It Gets Better
by Dan Savage and Terry Miller, ed.
Dutton, 2011
Last Tuesday, March 22, was the release date of the It Gets Better Project book and I was at the TriBeCa Barnes & Noble to see Dan Savage, Terry Miller and a few other contributors read from it. The project is probably the greatest thing Dan Savage has ever done. That's saying a lot, but I think it's the truth. It isn't the funniest, and wittiest or the most complicated but I think that Dan has gone from saving people's sex lives to saving their lives, period.
After the reading, I stood in line to get two copies of the book signed. When I got to the front of the line I told Terry and Dan that one copy was just for me, but the other copy was for a high school student I met a few years ago. I spent a year as an assistant ESL teacher in a high school and, during a tutoring session, my best student came out to me. At the time he was just out to his parents. No one in the school knew. I'm still not sure why he picked me to be the person he told. I may have, at one point, displayed a certain openness towards homosexuality and polyamory in a general way. He also may have seen me reading a novel by Jean Genet and gleaned that I was an ally from that. But I think the reason he told me is that I had no reason to care whether he was gay, one way or another. I was the low-risk option -- not really his peer, nor really his teacher (as an assistant teacher, I wasn't even empowered to give grades). For awhile, I was the only person he had to talk to about gay issues. We stayed in touch after I moved on. He still isn't completely out to his friends (and I worry about him sometimes), but some sort of progress is being made -- last summer he came to visit me in New York and we had a drink in the Stonewall Inn. After I finished telling Terry and Dan the story, Dan shook my hand and thanked me for being there for a gay kid at such an important moment. I was really proud at that moment (Dan Savage shook my hand!) but I also felt like I didn't deserve to be proud. I didn't really do that much. It isn't that hard to be there for someone when they need you.
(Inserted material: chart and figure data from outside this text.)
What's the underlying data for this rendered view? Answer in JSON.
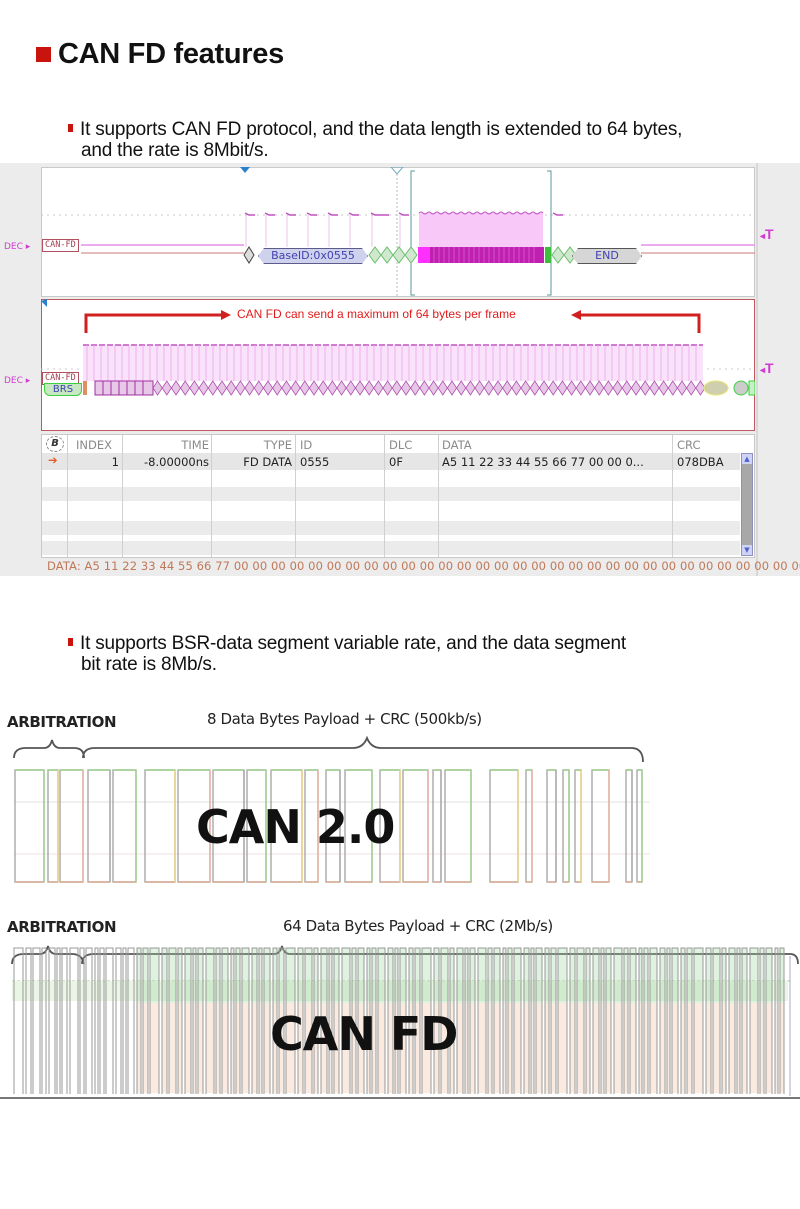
{
  "heading": {
    "title": "CAN FD features",
    "bullet_color": "#c8140c"
  },
  "bullets": [
    {
      "line1": "It supports CAN FD protocol, and the data length is extended to 64 bytes,",
      "line2": "and the rate is 8Mbit/s."
    },
    {
      "line1": "It supports BSR-data segment variable rate, and the data segment",
      "line2": "bit rate is 8Mb/s."
    }
  ],
  "analyzer": {
    "panel1": {
      "channel_label": "DEC",
      "protocol_tag": "CAN-FD",
      "trigger_mark": "T",
      "fields": {
        "base_id": "BaseID:0x0555",
        "end": "END"
      }
    },
    "panel2": {
      "channel_label": "DEC",
      "protocol_tag": "CAN-FD",
      "trigger_mark": "T",
      "brs_label": "BRS",
      "annotation": "CAN FD can send a maximum of 64 bytes per frame"
    },
    "table": {
      "bus_icon_label": "B",
      "columns": [
        "INDEX",
        "TIME",
        "TYPE",
        "ID",
        "DLC",
        "DATA",
        "CRC"
      ],
      "rows": [
        {
          "index": "1",
          "time": "-8.00000ns",
          "type": "FD DATA",
          "id": "0555",
          "dlc": "0F",
          "data": "A5 11 22 33 44 55 66 77 00 00 0...",
          "crc": "078DBA"
        }
      ],
      "data_line": "DATA: A5 11 22 33 44 55 66 77 00 00 00 00 00 00 00 00 00 00 00 00 00 00 00 00 00 00 00 00 00 00 00 00 00 00 00 00 00 00 00..."
    }
  },
  "comparison": {
    "can20": {
      "arbitration_label": "ARBITRATION",
      "payload_label": "8 Data Bytes Payload + CRC (500kb/s)",
      "title": "CAN 2.0"
    },
    "canfd": {
      "arbitration_label": "ARBITRATION",
      "payload_label": "64 Data Bytes Payload + CRC (2Mb/s)",
      "title": "CAN FD"
    }
  }
}
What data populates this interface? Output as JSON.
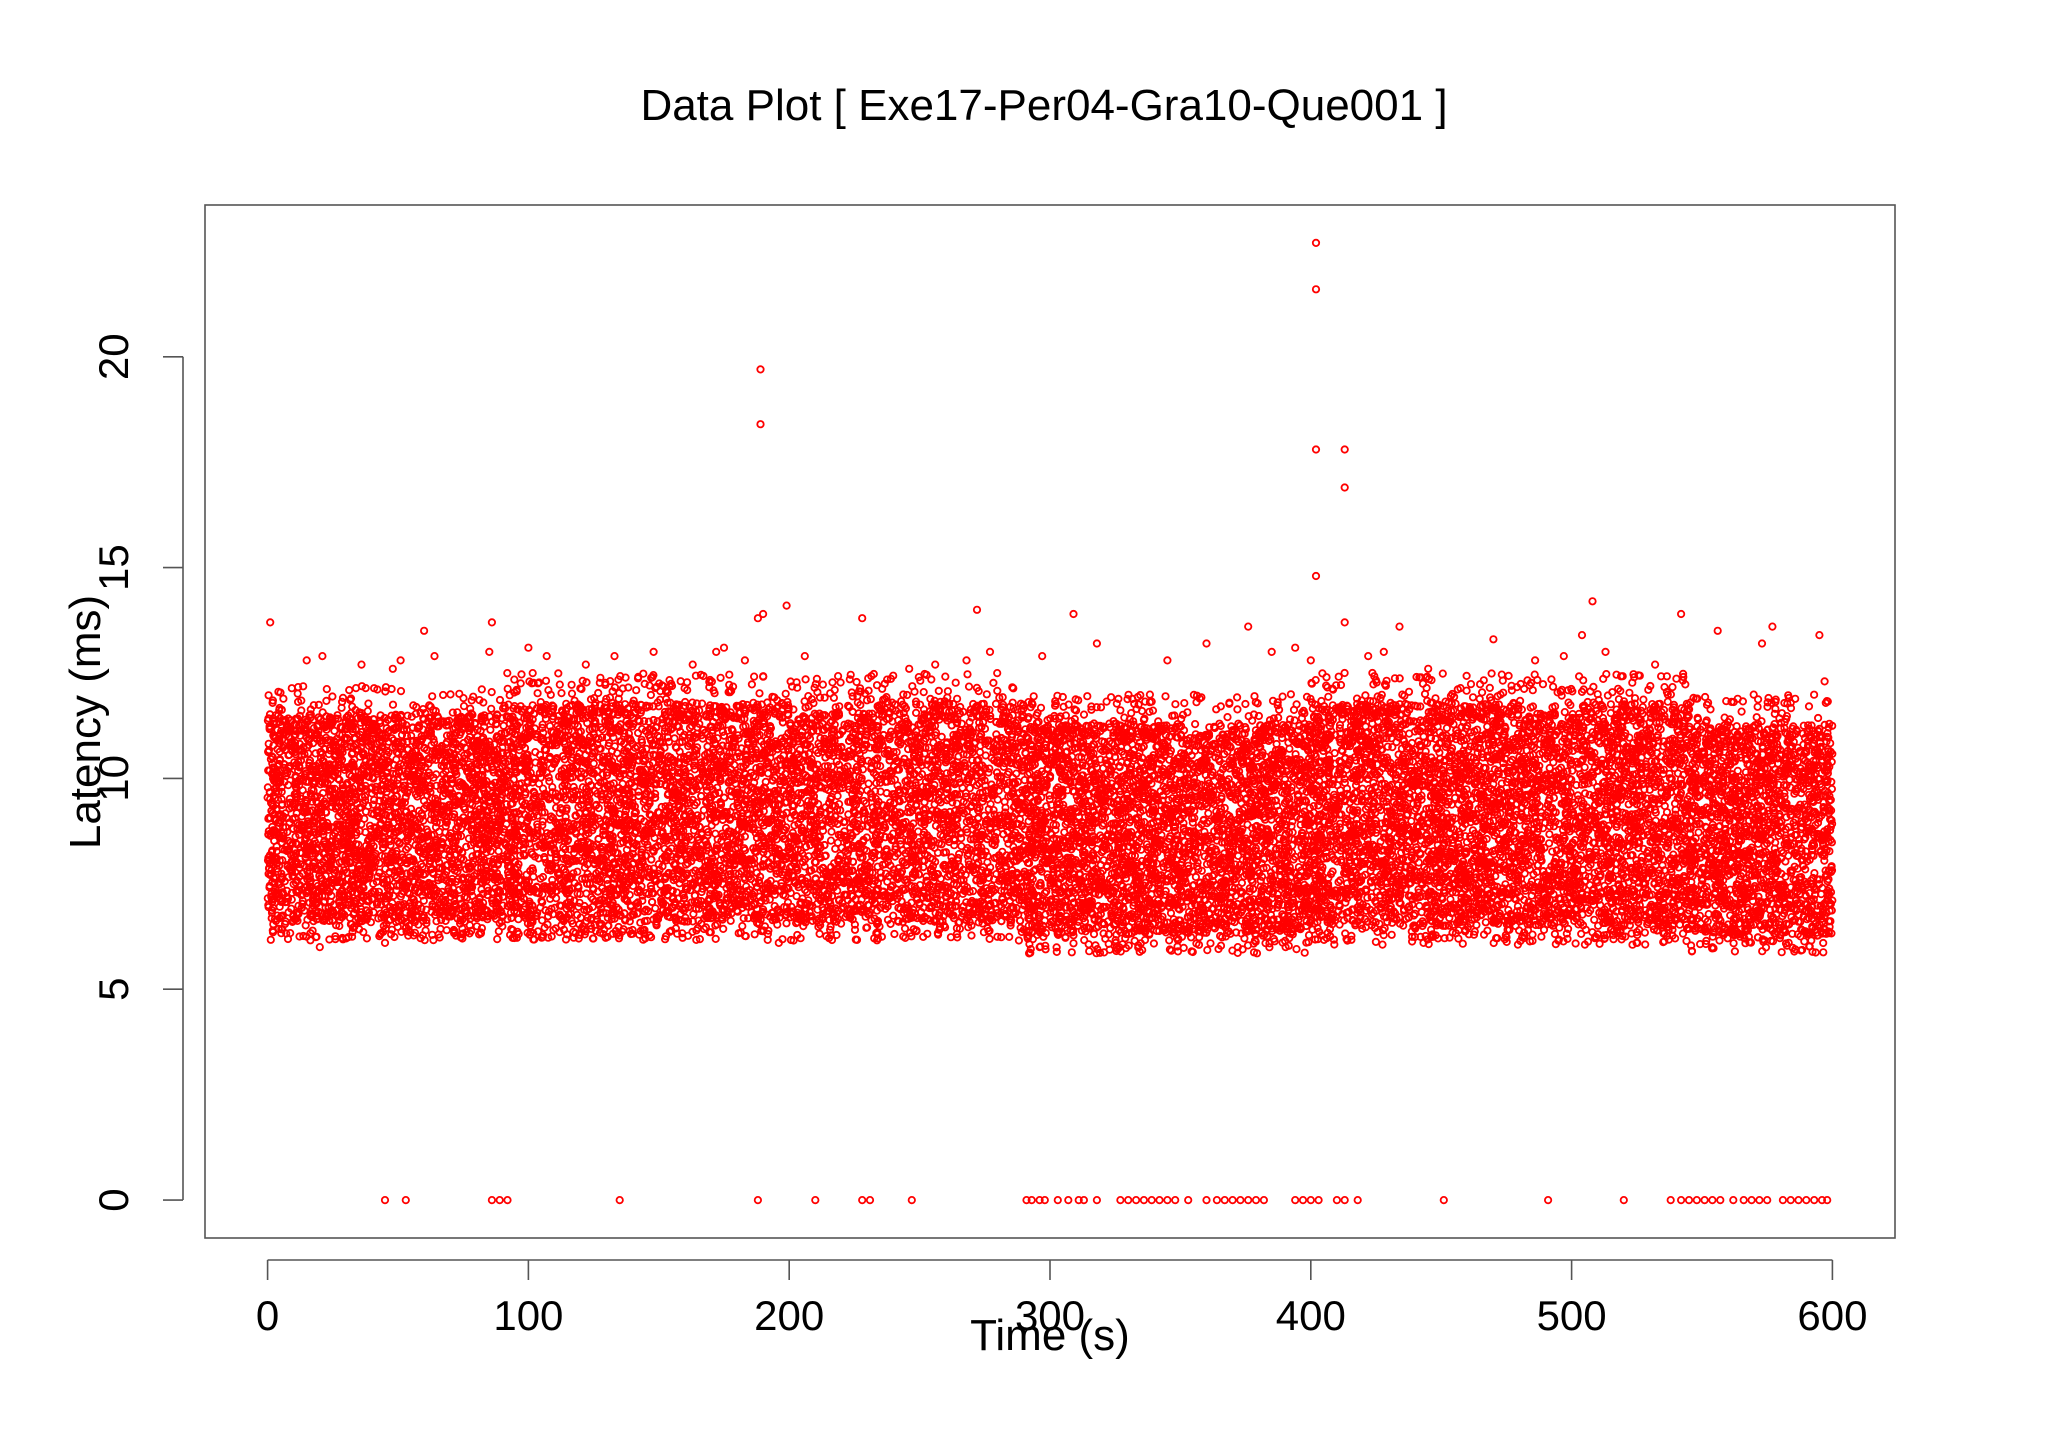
{
  "chart_data": {
    "type": "scatter",
    "title": "Data Plot [ Exe17-Per04-Gra10-Que001 ]",
    "xlabel": "Time (s)",
    "ylabel": "Latency (ms)",
    "xlim": [
      -24,
      624
    ],
    "ylim": [
      -0.9,
      23.6
    ],
    "xticks": [
      0,
      100,
      200,
      300,
      400,
      500,
      600
    ],
    "yticks": [
      0,
      5,
      10,
      15,
      20
    ],
    "xtick_labels": [
      "0",
      "100",
      "200",
      "300",
      "400",
      "500",
      "600"
    ],
    "ytick_labels": [
      "0",
      "5",
      "10",
      "15",
      "20"
    ],
    "grid": false,
    "legend": "none",
    "marker": "open-circle",
    "color": "#ff0000",
    "dense_band": {
      "x_range": [
        0,
        600
      ],
      "y_segments": [
        {
          "x": [
            0,
            90
          ],
          "y": [
            6.6,
            11.5
          ]
        },
        {
          "x": [
            90,
            290
          ],
          "y": [
            6.6,
            11.8
          ]
        },
        {
          "x": [
            290,
            400
          ],
          "y": [
            6.3,
            11.3
          ]
        },
        {
          "x": [
            400,
            545
          ],
          "y": [
            6.5,
            11.8
          ]
        },
        {
          "x": [
            545,
            600
          ],
          "y": [
            6.3,
            11.3
          ]
        }
      ]
    },
    "points": [
      [
        1,
        13.7
      ],
      [
        15,
        12.8
      ],
      [
        21,
        12.9
      ],
      [
        36,
        12.7
      ],
      [
        48,
        12.6
      ],
      [
        51,
        12.8
      ],
      [
        60,
        13.5
      ],
      [
        64,
        12.9
      ],
      [
        85,
        13.0
      ],
      [
        86,
        13.7
      ],
      [
        100,
        13.1
      ],
      [
        107,
        12.9
      ],
      [
        122,
        12.7
      ],
      [
        133,
        12.9
      ],
      [
        148,
        13.0
      ],
      [
        163,
        12.7
      ],
      [
        172,
        13.0
      ],
      [
        175,
        13.1
      ],
      [
        183,
        12.8
      ],
      [
        188,
        13.8
      ],
      [
        189,
        19.7
      ],
      [
        189,
        18.4
      ],
      [
        190,
        13.9
      ],
      [
        199,
        14.1
      ],
      [
        206,
        12.9
      ],
      [
        228,
        13.8
      ],
      [
        246,
        12.6
      ],
      [
        256,
        12.7
      ],
      [
        268,
        12.8
      ],
      [
        272,
        14.0
      ],
      [
        277,
        13.0
      ],
      [
        297,
        12.9
      ],
      [
        309,
        13.9
      ],
      [
        318,
        13.2
      ],
      [
        345,
        12.8
      ],
      [
        360,
        13.2
      ],
      [
        376,
        13.6
      ],
      [
        385,
        13.0
      ],
      [
        394,
        13.1
      ],
      [
        400,
        12.8
      ],
      [
        402,
        22.7
      ],
      [
        402,
        21.6
      ],
      [
        402,
        17.8
      ],
      [
        402,
        14.8
      ],
      [
        406,
        12.4
      ],
      [
        413,
        17.8
      ],
      [
        413,
        16.9
      ],
      [
        413,
        13.7
      ],
      [
        422,
        12.9
      ],
      [
        428,
        13.0
      ],
      [
        434,
        13.6
      ],
      [
        445,
        12.6
      ],
      [
        470,
        13.3
      ],
      [
        486,
        12.8
      ],
      [
        497,
        12.9
      ],
      [
        504,
        13.4
      ],
      [
        508,
        14.2
      ],
      [
        513,
        13.0
      ],
      [
        524,
        12.4
      ],
      [
        532,
        12.7
      ],
      [
        542,
        13.9
      ],
      [
        556,
        13.5
      ],
      [
        573,
        13.2
      ],
      [
        577,
        13.6
      ],
      [
        595,
        13.4
      ],
      [
        597,
        12.3
      ],
      [
        292,
        5.85
      ],
      [
        296,
        6.0
      ],
      [
        196,
        6.1
      ],
      [
        20,
        6.0
      ],
      [
        45,
        6.1
      ],
      [
        372,
        6.0
      ]
    ],
    "zero_points_x": [
      45,
      53,
      86,
      89,
      92,
      135,
      188,
      210,
      228,
      231,
      247,
      291,
      293,
      296,
      298,
      303,
      307,
      311,
      313,
      318,
      327,
      330,
      333,
      336,
      339,
      342,
      345,
      348,
      353,
      360,
      364,
      367,
      370,
      373,
      376,
      379,
      382,
      394,
      397,
      400,
      403,
      410,
      413,
      418,
      451,
      491,
      520,
      538,
      542,
      545,
      548,
      551,
      554,
      557,
      562,
      566,
      569,
      572,
      575,
      581,
      584,
      587,
      590,
      593,
      596,
      598
    ]
  }
}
The It Gets Better Project is all about being there for gay kids who have nothing else. The book (which is mostly transcripts of the It Gets Better videos that have been popping up on YouTube since last summer) aims to do that. It contains 103 versions of what is essentially the same story: The writer had a tough time as a kid in high school. They were harassed mercilessly, maybe by their own parents, maybe even to the point of considering suicide. But once they got out of high school they were able to find a community of people who accepted them and build a life for themselves better than anything they'd ever dreamed of. Some of the letter writers are famous (Barack Obama, Gene Robinson, Ellen, Michael Cunningham, Alison Bechdel, David Sedaris, Perez Hilton), some are just ordinary lesbian, gay, bisexual, trans and queer people. There's an essay in Spanish, and one in Arabic. There are cartoons. The evidence being offered is anecdotal but as the same story is repeated over and over again it takes on a certain statistical quality. When every story ends the same way, it becomes easier to believe that yours will too.
My only criticism of the book (and it hardly qualifies) is that, in text form, many of the messages aren't quite as powerful as they are on video. But whatever is lost by the individual messages is more than made up for by having so many of them packaged together. And it is undeniable that this message needs to be out there in as many different forms as possible, taking advantage of many different media. This book can go places the Internet videos can't, and vice versa. If the recent gay teen suicides have taught us anything it is that this message needs to be out there in as many forms as possible.